What’s on your mind this weekend, Bleeding Heartland readers? I’m not big on “Hallmark holidays,” but if Valentine’s Day (or “co-opting Valentine’s Day”) is your thing, I hope you enjoyed February 14. This is an open thread: all topics welcome.

I wanted to catch up on news from a couple of weeks ago, which may continue to reverberate during the Republican Iowa caucus campaign. The owners of Görtz Haus agreed to settle with a gay couple who had wanted to get married at their venue in Grimes. Betty and Richard Odgaard are Mennonites who don’t believe in same-sex marriage. Since the law doesn’t allow them to discriminate against LGBT couples, they have decided not to hold any weddings at their place of business. They also dropped their own doomed-to-fail lawsuit against the Iowa Civil Rights Commission. Clips with background on the episode and reaction to its resolution are after the jump.

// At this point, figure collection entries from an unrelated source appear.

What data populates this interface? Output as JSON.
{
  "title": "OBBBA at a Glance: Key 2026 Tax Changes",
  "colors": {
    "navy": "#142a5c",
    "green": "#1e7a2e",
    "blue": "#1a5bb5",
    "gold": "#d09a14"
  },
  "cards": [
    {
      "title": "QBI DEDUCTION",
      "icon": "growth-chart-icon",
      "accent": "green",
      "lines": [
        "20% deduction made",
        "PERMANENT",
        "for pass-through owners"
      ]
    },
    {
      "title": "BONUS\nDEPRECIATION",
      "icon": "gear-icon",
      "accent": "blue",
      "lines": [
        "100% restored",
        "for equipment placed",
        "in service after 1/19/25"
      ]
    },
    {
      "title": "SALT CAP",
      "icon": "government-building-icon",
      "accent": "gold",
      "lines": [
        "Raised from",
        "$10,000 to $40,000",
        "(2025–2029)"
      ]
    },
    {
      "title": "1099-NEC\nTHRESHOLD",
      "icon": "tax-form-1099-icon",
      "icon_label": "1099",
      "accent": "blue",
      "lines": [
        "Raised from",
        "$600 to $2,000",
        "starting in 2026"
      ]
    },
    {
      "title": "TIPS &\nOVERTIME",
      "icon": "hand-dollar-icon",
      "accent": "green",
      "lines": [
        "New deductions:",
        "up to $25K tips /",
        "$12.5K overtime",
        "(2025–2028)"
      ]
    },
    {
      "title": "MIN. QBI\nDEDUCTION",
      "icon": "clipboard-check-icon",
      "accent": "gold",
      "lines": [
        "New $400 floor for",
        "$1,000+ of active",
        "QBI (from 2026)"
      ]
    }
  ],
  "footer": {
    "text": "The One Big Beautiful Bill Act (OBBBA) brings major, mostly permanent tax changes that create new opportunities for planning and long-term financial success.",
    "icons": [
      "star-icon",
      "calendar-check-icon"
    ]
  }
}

Social conservatives are outraged over what they see as an assault on religious freedom. Both talk radio host Steve Deace and Bob Vander Plaats’ organization The FAMiLY Leader have indicated that the Görtz Haus controversy will be a salient issue in the coming presidential campaign.

What these folks can’t acknowledge is that no one is forcing the Odgaards or anyone else to approve of or “celebrate” gay weddings. Many of us have ethical or religious objections to some marriages; for instance, if the couple began dating while married to other people, or if one person appears to be marrying solely for money, or if there is a large age gap between the spouses. Plenty of Jews and Christians would disapprove of my own interfaith marriage. No one is demanding that the whole world applaud every marriage, only that the religious beliefs of some don’t interfere with the civil rights of others.

Additionally, it’s important to note that no house of worship in Iowa has ever been forced to hold same-sex weddings. If the Odgaards ran a church, they would be fully within their rights to refuse to serve LGBT couples. Görtz Haus is a for-profit business, subject to the same civil rights statutes as other public venues.